Rosemary Oil for Hair loss

Rosemary oil, is being sold on Amazon.com for hair loss. Hair loss is a normal part of the cell cycle. The amount of hair on a person’s head depends on the time spent in each cycle.

Open and inactive ion channels, a tricky concept

What terpenes are in rosemary essential oil? Is there any reason to think these terpenes might impact hair loss and/or growth? Valtcho Zheljazkov of Oregon State University at Pendleton USA and coauthors from Dalhousie University in NS Canada and the Bulgarian Agricultural University published a nice study on the role of steam distillation times on the terpene profile of rosemary essential oil.
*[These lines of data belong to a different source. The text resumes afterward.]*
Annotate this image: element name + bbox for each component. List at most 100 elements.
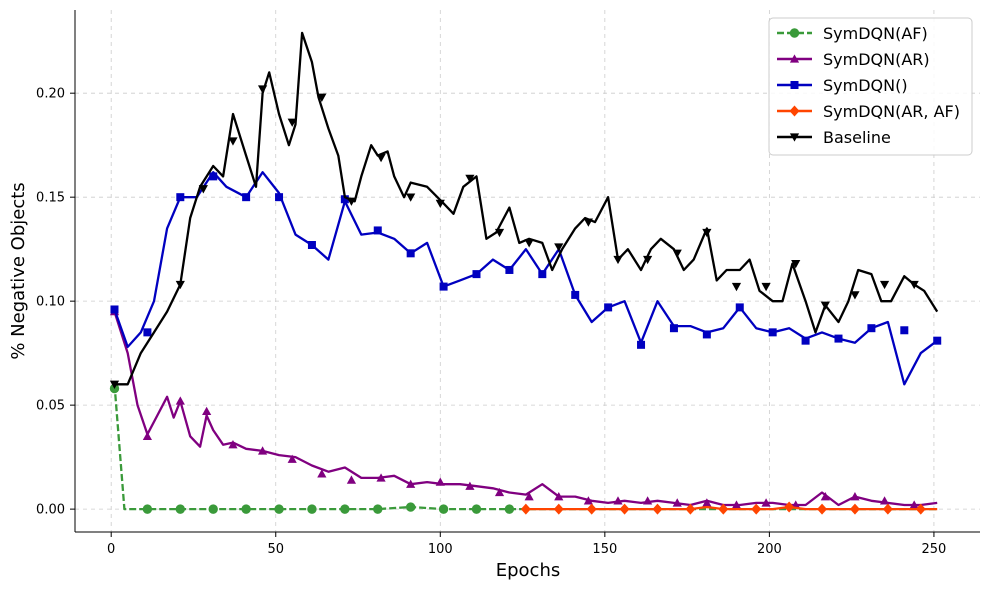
data-point-baseline — [791, 260, 801, 269]
y-tick-label: 0.20 — [36, 87, 65, 102]
data-point-baseline — [494, 228, 505, 238]
x-tick-label: 100 — [428, 542, 453, 557]
x-tick-label: 150 — [592, 542, 617, 557]
legend-label: Baseline — [823, 128, 891, 147]
ticks: 0 50 100 150 200 250 0.00 0.05 0.10 0.15 0.20 — [36, 87, 946, 557]
data-point-symdqn-af — [175, 504, 186, 514]
data-point-symdqn-ar — [287, 454, 297, 463]
data-point-symdqn-af — [405, 502, 416, 512]
data-point-symdqn-af — [241, 504, 251, 514]
data-point-symdqn-ar — [175, 396, 185, 405]
data-point-symdqn — [307, 241, 316, 250]
data-point-baseline — [465, 174, 475, 184]
data-point-symdqn — [143, 328, 152, 337]
series-symdqn-ar-af — [520, 501, 938, 515]
legend-label: SymDQN(AF) — [823, 24, 928, 43]
x-tick-label: 0 — [107, 542, 115, 557]
data-point-symdqn-ar — [228, 440, 238, 449]
data-point-baseline — [879, 280, 890, 290]
data-point-symdqn-ar-af — [784, 501, 795, 513]
y-tick-label: 0.05 — [36, 399, 65, 414]
data-point-symdqn-ar-af — [652, 503, 663, 515]
data-point-symdqn — [209, 172, 218, 181]
data-point-symdqn — [604, 303, 613, 312]
data-point-symdqn — [637, 340, 646, 349]
series-line-symdqn-af — [113, 384, 938, 511]
data-point-baseline — [175, 280, 185, 290]
y-tick-label: 0.00 — [36, 503, 65, 518]
legend-entry-symdqn: SymDQN() — [777, 76, 908, 95]
legend-marker — [789, 105, 800, 117]
data-point-symdqn — [110, 305, 119, 314]
data-point-symdqn-ar-af — [553, 503, 564, 515]
data-point-symdqn-ar — [376, 473, 386, 482]
data-point-symdqn-ar-af — [915, 503, 926, 515]
data-point-symdqn — [669, 324, 678, 333]
legend-label: SymDQN() — [823, 76, 908, 95]
data-point-baseline — [731, 282, 742, 292]
legend-entry-symdqn-ar-af: SymDQN(AR, AF) — [777, 102, 960, 121]
data-point-symdqn-ar — [583, 496, 593, 505]
x-tick-label: 250 — [922, 542, 947, 557]
data-point-symdqn — [702, 330, 711, 339]
data-point-baseline — [524, 239, 534, 248]
data-point-symdqn-ar — [613, 496, 623, 505]
data-point-baseline — [583, 218, 593, 227]
data-point-symdqn-ar-af — [817, 503, 828, 515]
data-point-baseline — [198, 185, 208, 194]
axes — [74, 10, 980, 533]
data-point-symdqn-ar-af — [882, 503, 893, 515]
data-point-baseline — [109, 380, 120, 389]
data-point-symdqn-ar — [257, 446, 268, 455]
y-tick-label: 0.10 — [36, 295, 65, 310]
data-point-symdqn-ar — [672, 498, 682, 507]
data-point-symdqn-ar — [494, 487, 505, 497]
data-point-baseline — [346, 197, 357, 206]
legend-marker — [789, 28, 800, 38]
data-point-symdqn-ar — [761, 498, 771, 507]
legend-box — [768, 17, 973, 156]
data-point-symdqn-af — [208, 504, 218, 514]
data-point-baseline — [909, 280, 919, 290]
data-point-symdqn-ar — [202, 406, 212, 416]
data-point-symdqn — [242, 193, 251, 202]
data-point-symdqn-ar-af — [849, 503, 860, 515]
data-point-baseline — [554, 243, 564, 252]
y-axis-label: % Negative Objects — [8, 182, 29, 359]
data-point-symdqn-af — [471, 504, 482, 514]
legend-marker — [789, 54, 800, 63]
legend-marker — [789, 133, 800, 142]
data-point-symdqn-ar — [554, 492, 564, 501]
data-point-baseline — [376, 153, 386, 163]
data-point-symdqn-ar — [317, 469, 327, 478]
series-layer — [109, 31, 942, 515]
data-point-symdqn — [472, 270, 481, 279]
data-point-symdqn — [735, 303, 744, 312]
legend-marker — [790, 81, 799, 89]
data-point-symdqn — [340, 195, 349, 204]
series-baseline — [109, 31, 939, 389]
data-point-symdqn-af — [373, 504, 383, 514]
data-point-baseline — [850, 291, 860, 300]
data-point-symdqn-ar-af — [586, 503, 597, 515]
x-tick-label: 200 — [757, 542, 782, 557]
data-point-symdqn-ar — [524, 492, 534, 501]
data-point-symdqn — [373, 226, 382, 235]
data-point-symdqn-af — [438, 504, 449, 514]
data-point-symdqn-ar-af — [619, 503, 630, 515]
data-point-symdqn-ar — [820, 492, 830, 501]
data-point-symdqn-ar — [879, 496, 890, 505]
data-point-symdqn — [768, 328, 777, 337]
data-point-baseline — [257, 85, 268, 94]
data-point-symdqn — [834, 334, 843, 343]
legend-entry-symdqn-ar: SymDQN(AR) — [777, 50, 930, 69]
data-point-baseline — [820, 301, 830, 310]
data-point-symdqn-af — [504, 504, 515, 514]
y-tick-label: 0.15 — [36, 191, 65, 206]
data-point-symdqn — [571, 290, 580, 299]
data-point-symdqn — [505, 265, 514, 274]
series-symdqn-af — [109, 383, 938, 514]
data-point-baseline — [672, 249, 682, 258]
series-line-symdqn-ar — [113, 311, 938, 507]
data-point-symdqn-af — [142, 504, 153, 514]
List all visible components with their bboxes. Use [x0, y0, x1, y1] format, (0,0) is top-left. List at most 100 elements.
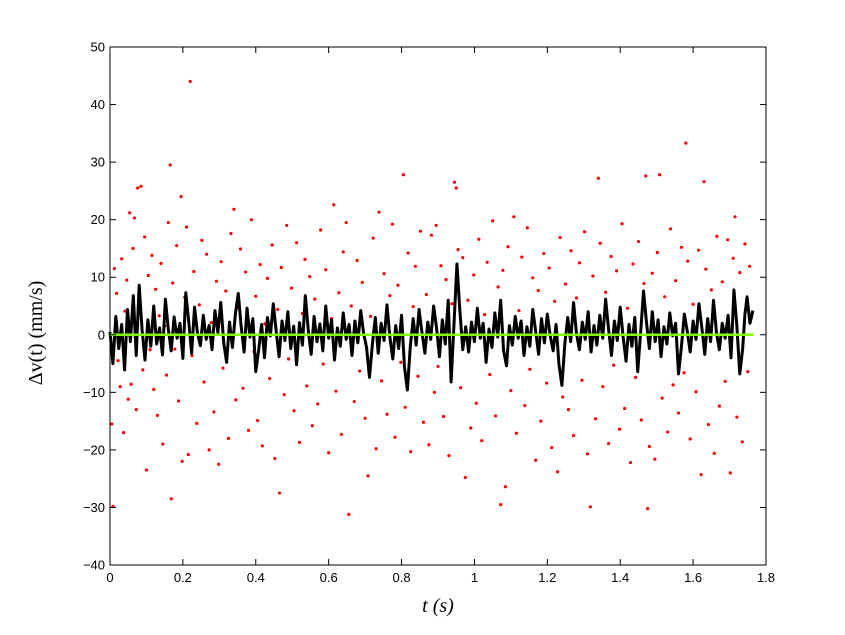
scatter-point — [396, 283, 400, 287]
plot-area — [110, 47, 766, 565]
scatter-point — [499, 502, 503, 507]
scatter-point — [214, 279, 219, 283]
scatter-point — [403, 405, 407, 409]
scatter-point — [112, 266, 116, 271]
scatter-point — [461, 256, 465, 260]
scatter-point — [424, 292, 428, 297]
scatter-point — [265, 276, 270, 280]
scatter-point — [169, 497, 173, 501]
scatter-point — [684, 141, 688, 145]
scatter-point — [432, 390, 436, 394]
scatter-point — [382, 272, 386, 276]
scatter-point — [118, 384, 122, 389]
scatter-point — [159, 261, 163, 266]
scatter-point — [631, 262, 635, 266]
scatter-point — [506, 245, 510, 249]
scatter-point — [545, 381, 549, 385]
scatter-point — [286, 357, 291, 361]
scatter-point — [368, 314, 373, 318]
scatter-point — [171, 281, 175, 285]
axes-frame — [109, 46, 767, 566]
scatter-point — [406, 251, 410, 255]
scatter-point — [676, 411, 681, 415]
scatter-point — [558, 235, 562, 240]
scatter-point — [399, 360, 403, 364]
scatter-point — [474, 401, 478, 405]
scatter-point — [188, 79, 192, 84]
scatter-point — [520, 255, 524, 259]
scatter-point — [131, 246, 135, 251]
scatter-point — [574, 296, 579, 300]
scatter-point — [297, 440, 302, 445]
scatter-point — [663, 295, 667, 299]
scatter-point — [195, 421, 199, 426]
scatter-point — [469, 426, 473, 430]
scatter-point — [735, 415, 739, 419]
line-series-layer — [108, 262, 755, 392]
y-axis-label: Δv(t) (mm/s) — [25, 281, 47, 386]
scatter-point — [585, 452, 590, 456]
scatter-point — [704, 267, 708, 271]
x-tick-label: 1.4 — [611, 570, 629, 585]
scatter-point — [566, 408, 571, 412]
scatter-point — [657, 173, 662, 177]
scatter-point — [509, 389, 513, 393]
scatter-point — [123, 309, 127, 313]
plot-background — [110, 47, 766, 565]
x-tick-label: 1.6 — [684, 570, 702, 585]
scatter-point — [379, 379, 384, 383]
scatter-point — [463, 475, 467, 480]
scatter-point — [577, 261, 582, 265]
scatter-point — [456, 248, 460, 252]
scatter-point — [620, 222, 624, 226]
scatter-point — [279, 265, 283, 270]
scatter-point — [390, 222, 395, 226]
scatter-point — [360, 280, 364, 284]
scatter-point — [136, 186, 140, 190]
scatter-point — [660, 396, 664, 400]
scatter-point — [512, 215, 516, 219]
scatter-point — [173, 347, 177, 351]
scatter-point — [706, 422, 711, 427]
scatter-point — [454, 186, 458, 190]
scatter-point — [493, 414, 498, 418]
scatter-point — [161, 442, 165, 446]
scatter-point — [514, 431, 518, 435]
scatter-point — [738, 271, 742, 275]
scatter-point — [241, 386, 245, 390]
y-tick-label: −20 — [83, 442, 105, 457]
scatter-point — [197, 303, 201, 307]
scatter-point — [606, 441, 611, 446]
scatter-point — [477, 237, 481, 241]
scatter-series — [110, 79, 754, 516]
y-tick-label: 0 — [98, 327, 105, 342]
scatter-point — [202, 380, 206, 384]
scatter-point — [229, 231, 233, 236]
scatter-point — [596, 176, 600, 180]
scatter-point — [303, 257, 307, 261]
scatter-point — [636, 239, 641, 244]
scatter-point — [728, 471, 732, 475]
x-tick-label: 1.8 — [757, 570, 775, 585]
scatter-point — [277, 491, 282, 495]
scatter-point — [517, 309, 521, 313]
scatter-point — [666, 430, 670, 434]
scatter-point — [347, 512, 351, 516]
scatter-point — [144, 468, 149, 472]
x-axis-label: t (s) — [422, 595, 454, 617]
scatter-point — [503, 485, 508, 489]
scatter-point — [418, 229, 423, 233]
scatter-point — [679, 245, 684, 249]
scatter-point — [726, 238, 730, 242]
x-tick-label: 1.2 — [538, 570, 556, 585]
scatter-point — [285, 223, 289, 228]
scatter-point — [444, 277, 448, 282]
scatter-point — [588, 505, 592, 509]
scatter-point — [569, 249, 573, 253]
scatter-point — [212, 410, 216, 414]
scatter-point — [421, 420, 426, 424]
scatter-point — [472, 273, 476, 277]
x-tick-label: 1 — [471, 570, 478, 585]
y-tick-label: 30 — [91, 155, 105, 170]
scatter-point — [668, 227, 673, 231]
The rosemary seeds came from Bulgaria. The plants were cultivated in the southern US state of Mississippi. [1] As exciting as this international effort is, w consumers have to wonder about product variability.

What is in rosemary oil?

The authors were trying to establish the optimal times for steam distillation to obtain the desired terpene products. [1] This peer reviewed publication is open to the general public. The reader is invited to it it for themselves for greater details.

Several dozen terpenes were detected in steam distilled rosemary essential oil. [1] If we assume a distillation time of 160 minutes the rank yield is as follows, followed by potential receptors:

The role call of primary terpenes in rosemary essential oil [1]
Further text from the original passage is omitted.